18 Avril 1863 : Délibération
"La Commission a recueilli la somme de 2 949 F. par la souscription ouverte l'an dernier. Le monument coûtant 3470 F., le Conseil Municipal décide que la somme nécessaire pour couvrir les frais soit prise sur les fonds libres de la commune, et vote la somme de 600 F."
Forcamidan, Maire.
L'ALLEE NAPOLEON
Partant de l'entrée ouest du Pont, un escalier conduit à une grille posée à la naissance de la voûte. Faisant suite, la promenade en lacets, qui relie la route au Gave pour arriver à la Fontaine du Hibou en passant sous le Pont, fut faite par ordre de l'Empereur, et à ses frais.
C'est près de cette fontaine que M. Ollé Laprune, professeur de philosophie à l'E. N. Supérieure, composa à cette époque l'éloge de Descartes, qui fut couronné par l'Académie française.
La source du Hibou (Hount det Gahus) n'est pas exploitée. L'eau sort du rocher au bas d'une large et haute brèche : elle est peu radioactive. Cette "Hount" est une des cinq sources de St Sauveur, avec les sources des Dames, de Hountalade, de Layré Dufau et de Fabas.

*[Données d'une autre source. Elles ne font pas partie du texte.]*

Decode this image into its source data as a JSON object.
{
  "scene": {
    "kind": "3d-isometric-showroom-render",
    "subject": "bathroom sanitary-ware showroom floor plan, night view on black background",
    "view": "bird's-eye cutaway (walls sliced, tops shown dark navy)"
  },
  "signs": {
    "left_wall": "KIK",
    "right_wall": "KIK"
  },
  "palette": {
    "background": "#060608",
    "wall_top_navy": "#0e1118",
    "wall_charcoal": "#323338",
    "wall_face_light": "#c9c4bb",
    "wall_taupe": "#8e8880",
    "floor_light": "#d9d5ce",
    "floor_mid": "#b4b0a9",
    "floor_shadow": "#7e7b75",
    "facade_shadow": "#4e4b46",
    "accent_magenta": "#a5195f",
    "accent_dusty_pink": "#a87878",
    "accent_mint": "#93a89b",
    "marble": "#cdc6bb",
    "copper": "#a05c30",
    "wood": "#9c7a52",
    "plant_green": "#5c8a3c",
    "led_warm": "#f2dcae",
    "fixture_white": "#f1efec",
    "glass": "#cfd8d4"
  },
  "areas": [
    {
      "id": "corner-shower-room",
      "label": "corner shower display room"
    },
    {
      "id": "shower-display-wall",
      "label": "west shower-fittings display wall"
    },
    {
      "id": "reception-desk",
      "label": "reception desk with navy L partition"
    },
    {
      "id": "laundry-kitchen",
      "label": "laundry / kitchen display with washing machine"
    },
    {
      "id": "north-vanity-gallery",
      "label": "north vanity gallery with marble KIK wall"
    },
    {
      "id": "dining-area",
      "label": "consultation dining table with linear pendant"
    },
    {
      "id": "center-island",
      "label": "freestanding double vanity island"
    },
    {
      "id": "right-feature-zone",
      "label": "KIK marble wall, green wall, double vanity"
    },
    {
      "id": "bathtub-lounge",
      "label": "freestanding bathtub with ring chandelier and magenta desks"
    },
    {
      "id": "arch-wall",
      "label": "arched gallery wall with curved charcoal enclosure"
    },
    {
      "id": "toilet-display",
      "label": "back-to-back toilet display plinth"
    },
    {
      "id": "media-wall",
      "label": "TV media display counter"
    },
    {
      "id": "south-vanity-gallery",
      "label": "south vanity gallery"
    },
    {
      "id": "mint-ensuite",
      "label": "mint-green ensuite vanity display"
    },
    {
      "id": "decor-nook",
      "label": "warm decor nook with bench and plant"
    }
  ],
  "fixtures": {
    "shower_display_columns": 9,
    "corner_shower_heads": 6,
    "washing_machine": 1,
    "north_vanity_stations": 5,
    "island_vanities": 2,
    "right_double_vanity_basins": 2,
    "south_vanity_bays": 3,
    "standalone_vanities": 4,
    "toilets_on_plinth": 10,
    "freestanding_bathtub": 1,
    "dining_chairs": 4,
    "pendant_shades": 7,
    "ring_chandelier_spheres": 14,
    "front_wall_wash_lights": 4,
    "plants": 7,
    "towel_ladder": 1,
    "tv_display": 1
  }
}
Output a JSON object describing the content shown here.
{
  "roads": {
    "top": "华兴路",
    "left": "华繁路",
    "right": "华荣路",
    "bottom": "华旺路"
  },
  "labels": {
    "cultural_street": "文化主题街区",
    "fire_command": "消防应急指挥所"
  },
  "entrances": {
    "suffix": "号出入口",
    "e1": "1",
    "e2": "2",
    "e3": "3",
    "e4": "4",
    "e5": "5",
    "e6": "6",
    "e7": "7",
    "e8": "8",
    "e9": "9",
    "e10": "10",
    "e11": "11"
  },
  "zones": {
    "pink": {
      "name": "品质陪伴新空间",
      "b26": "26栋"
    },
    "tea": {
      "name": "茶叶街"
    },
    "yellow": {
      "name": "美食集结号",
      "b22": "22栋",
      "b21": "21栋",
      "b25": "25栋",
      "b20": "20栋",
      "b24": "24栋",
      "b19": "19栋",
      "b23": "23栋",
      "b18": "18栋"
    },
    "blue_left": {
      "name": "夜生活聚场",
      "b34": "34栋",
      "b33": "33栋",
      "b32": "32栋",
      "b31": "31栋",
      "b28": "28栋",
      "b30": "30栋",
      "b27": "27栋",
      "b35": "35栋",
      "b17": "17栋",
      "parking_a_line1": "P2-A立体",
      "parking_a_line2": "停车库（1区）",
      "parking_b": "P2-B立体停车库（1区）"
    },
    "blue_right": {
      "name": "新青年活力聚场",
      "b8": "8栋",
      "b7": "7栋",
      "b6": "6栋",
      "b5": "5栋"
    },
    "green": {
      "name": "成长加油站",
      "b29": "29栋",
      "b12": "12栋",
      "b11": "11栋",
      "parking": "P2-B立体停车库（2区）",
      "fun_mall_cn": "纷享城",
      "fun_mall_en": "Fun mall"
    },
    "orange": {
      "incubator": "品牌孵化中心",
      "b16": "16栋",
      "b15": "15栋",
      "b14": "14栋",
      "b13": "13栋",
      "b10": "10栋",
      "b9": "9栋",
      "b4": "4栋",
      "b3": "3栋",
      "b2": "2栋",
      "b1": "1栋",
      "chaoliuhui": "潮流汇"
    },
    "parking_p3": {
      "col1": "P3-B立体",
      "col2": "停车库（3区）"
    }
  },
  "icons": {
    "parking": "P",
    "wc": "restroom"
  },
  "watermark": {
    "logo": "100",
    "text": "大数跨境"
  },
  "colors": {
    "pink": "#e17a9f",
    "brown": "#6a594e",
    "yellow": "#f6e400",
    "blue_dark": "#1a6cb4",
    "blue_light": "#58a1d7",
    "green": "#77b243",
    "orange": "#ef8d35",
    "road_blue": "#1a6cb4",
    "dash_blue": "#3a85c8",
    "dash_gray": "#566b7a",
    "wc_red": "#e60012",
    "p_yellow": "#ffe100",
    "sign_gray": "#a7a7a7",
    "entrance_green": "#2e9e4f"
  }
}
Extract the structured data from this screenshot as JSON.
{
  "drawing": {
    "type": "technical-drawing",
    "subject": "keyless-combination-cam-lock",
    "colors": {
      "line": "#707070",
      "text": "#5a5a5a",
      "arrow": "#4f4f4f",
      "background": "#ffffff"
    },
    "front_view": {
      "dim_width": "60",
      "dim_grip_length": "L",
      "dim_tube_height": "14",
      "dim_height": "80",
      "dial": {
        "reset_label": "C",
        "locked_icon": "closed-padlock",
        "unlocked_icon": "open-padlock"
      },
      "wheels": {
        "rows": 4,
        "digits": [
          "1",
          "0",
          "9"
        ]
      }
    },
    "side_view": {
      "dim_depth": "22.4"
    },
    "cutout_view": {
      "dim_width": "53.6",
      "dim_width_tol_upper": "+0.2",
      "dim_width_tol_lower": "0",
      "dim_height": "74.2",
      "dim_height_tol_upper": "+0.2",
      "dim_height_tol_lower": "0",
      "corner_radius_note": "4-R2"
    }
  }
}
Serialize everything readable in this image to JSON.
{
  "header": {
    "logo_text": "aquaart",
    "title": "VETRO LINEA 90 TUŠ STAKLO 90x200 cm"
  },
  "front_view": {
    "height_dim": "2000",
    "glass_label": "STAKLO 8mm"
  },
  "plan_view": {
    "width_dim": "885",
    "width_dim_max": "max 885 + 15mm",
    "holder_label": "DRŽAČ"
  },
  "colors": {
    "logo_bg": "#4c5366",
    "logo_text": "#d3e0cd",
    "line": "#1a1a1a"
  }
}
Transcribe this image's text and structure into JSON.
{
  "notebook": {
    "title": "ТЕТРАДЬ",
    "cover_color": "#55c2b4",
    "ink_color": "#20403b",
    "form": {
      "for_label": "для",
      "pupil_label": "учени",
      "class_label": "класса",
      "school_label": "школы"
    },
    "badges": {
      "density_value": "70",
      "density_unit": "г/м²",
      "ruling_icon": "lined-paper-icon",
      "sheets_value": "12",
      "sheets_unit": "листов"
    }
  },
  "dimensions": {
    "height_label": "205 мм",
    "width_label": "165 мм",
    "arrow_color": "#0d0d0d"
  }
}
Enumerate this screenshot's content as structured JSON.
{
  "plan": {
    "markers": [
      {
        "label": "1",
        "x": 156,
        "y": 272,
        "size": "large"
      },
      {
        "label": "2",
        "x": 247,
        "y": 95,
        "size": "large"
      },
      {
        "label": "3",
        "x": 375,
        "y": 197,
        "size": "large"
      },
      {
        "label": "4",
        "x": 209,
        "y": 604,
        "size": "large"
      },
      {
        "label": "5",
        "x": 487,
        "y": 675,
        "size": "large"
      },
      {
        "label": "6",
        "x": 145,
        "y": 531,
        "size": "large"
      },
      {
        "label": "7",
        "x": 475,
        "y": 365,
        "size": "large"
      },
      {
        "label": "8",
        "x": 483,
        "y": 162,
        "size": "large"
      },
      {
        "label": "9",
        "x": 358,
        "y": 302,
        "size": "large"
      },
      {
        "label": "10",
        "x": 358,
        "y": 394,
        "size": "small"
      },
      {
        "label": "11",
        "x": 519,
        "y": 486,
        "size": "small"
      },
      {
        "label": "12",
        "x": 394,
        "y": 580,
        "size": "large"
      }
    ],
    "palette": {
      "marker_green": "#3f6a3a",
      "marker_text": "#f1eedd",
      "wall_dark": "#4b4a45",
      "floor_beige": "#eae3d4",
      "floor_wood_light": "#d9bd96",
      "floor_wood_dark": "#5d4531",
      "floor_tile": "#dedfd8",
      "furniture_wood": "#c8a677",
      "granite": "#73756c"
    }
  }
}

Du côté opposé (C.D.12), la descente s'arrête à la naissance de la pile, sur un promontoire en saillie au-dessus du torrent. De cet endroit, l'aspect de l'énorme voûte, qui se déroule à cinquante mètres plus haut, est saisissant.
L'INAUGURATION
C'est de Biarritz, où la Cour est en villégiature, que Napoléon III décide une visite d'inspection le 26 Septembre 1863. Accompagné de la marquise Montijo de Guzman, mère de l'Impératrice Eugénie, il arrive à St Sauveur vers onze heures, visite la nouvelle chapelle et le Pont. Il descend au bord du Gave par la rampe de la promenade, et aura cette parole :
"En vérité, l'art ici semble le disputer à la nature".
Il repartira le jour même par Bagnères et la vallée de l'Adour, pour rejoindre le soir le château de Pau.
L'inscription sur la plaque située au milieu du Pont porte cette simple phrase :
"Le 26 Septembre 1863, l'Empereur Napoléon III a visité ce monument dont il avait désigné l'emplacement pendant son séjour à St Sauveur en 1859".